Sehr geehrte Damen und Herren,

Vor einiger Zeit hatte ich bei einem Auktionshaus ein Gebot für ein Los im Nachverkauf abgegeben. Mir wurde gesagt dass ich mit einer Antwort des Einlieferers in de nächsten Tagen rechnen konnte. Ich hatte keine Nachricht bekommen, und folglich hatte ich bei einem anderen Auktionshaus ein anderes Los gekauft. Nun hat sich aber herausgestellt dass ich wohl eine positive Nachricht des Auktionshauses bekommen hatte, diese jedoch in meinen Junk-Mail-Ordner gelangt war. Nun hätte ich gerne gewusst ob ich von diesem Kauf zurücktreten kann. In den AGB des Auktionshauses steht unter "Allgemeines"; "Soweit nichts anderes vereinbart wird, ist X darüber hinaus berechtigt, in der Auktion nicht abgesetzte Kunstgegenstände innerhalb einer Frist von drei Monaten nach Auktionsschluss in entsprechender Anwendung der vorliegenden Auftragsbedingungen freihändig zu verkaufen. Der Nachverkauf ist Teil der Auktion und damit von der Versteigerung mit umfasst.

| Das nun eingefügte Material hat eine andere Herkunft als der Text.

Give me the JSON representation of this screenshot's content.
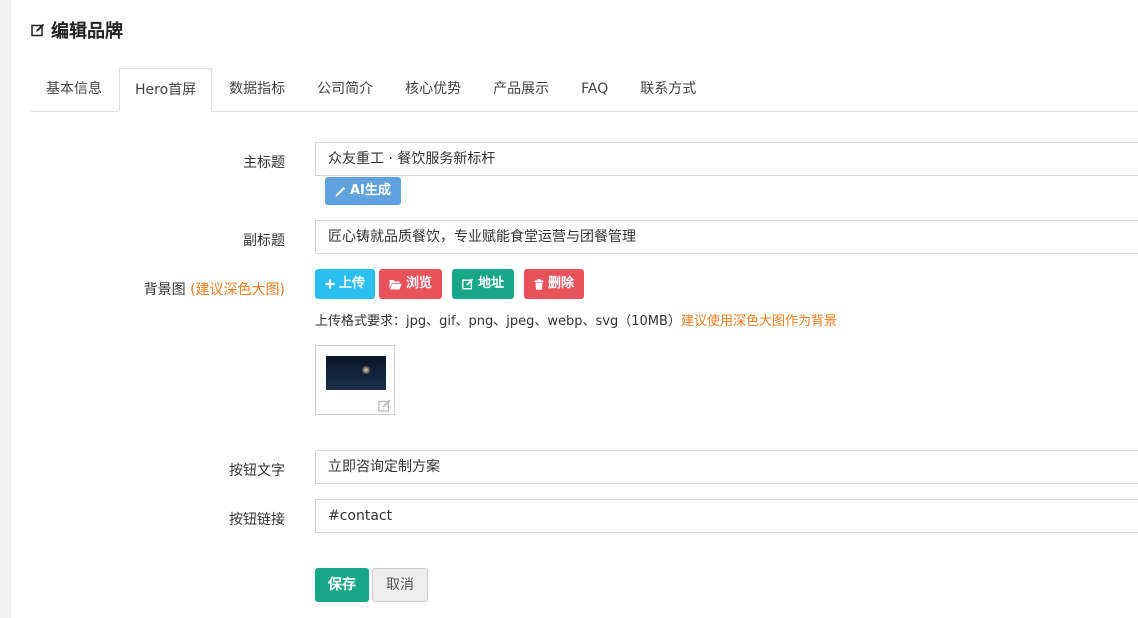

Es gelten daher auch für den Nachverkauf die Versteigerungsbedingungen in sinngemäßer und entsprechender Anwendung.". Wäre ein Widerruf möglich, und so ja, könnte dieser per Email getätigt werden? (Die Frist wäre noch gewährt).

Mit freundlichen Grüßen,
12.10.2018 | 18:42

Antwort

von


(1522)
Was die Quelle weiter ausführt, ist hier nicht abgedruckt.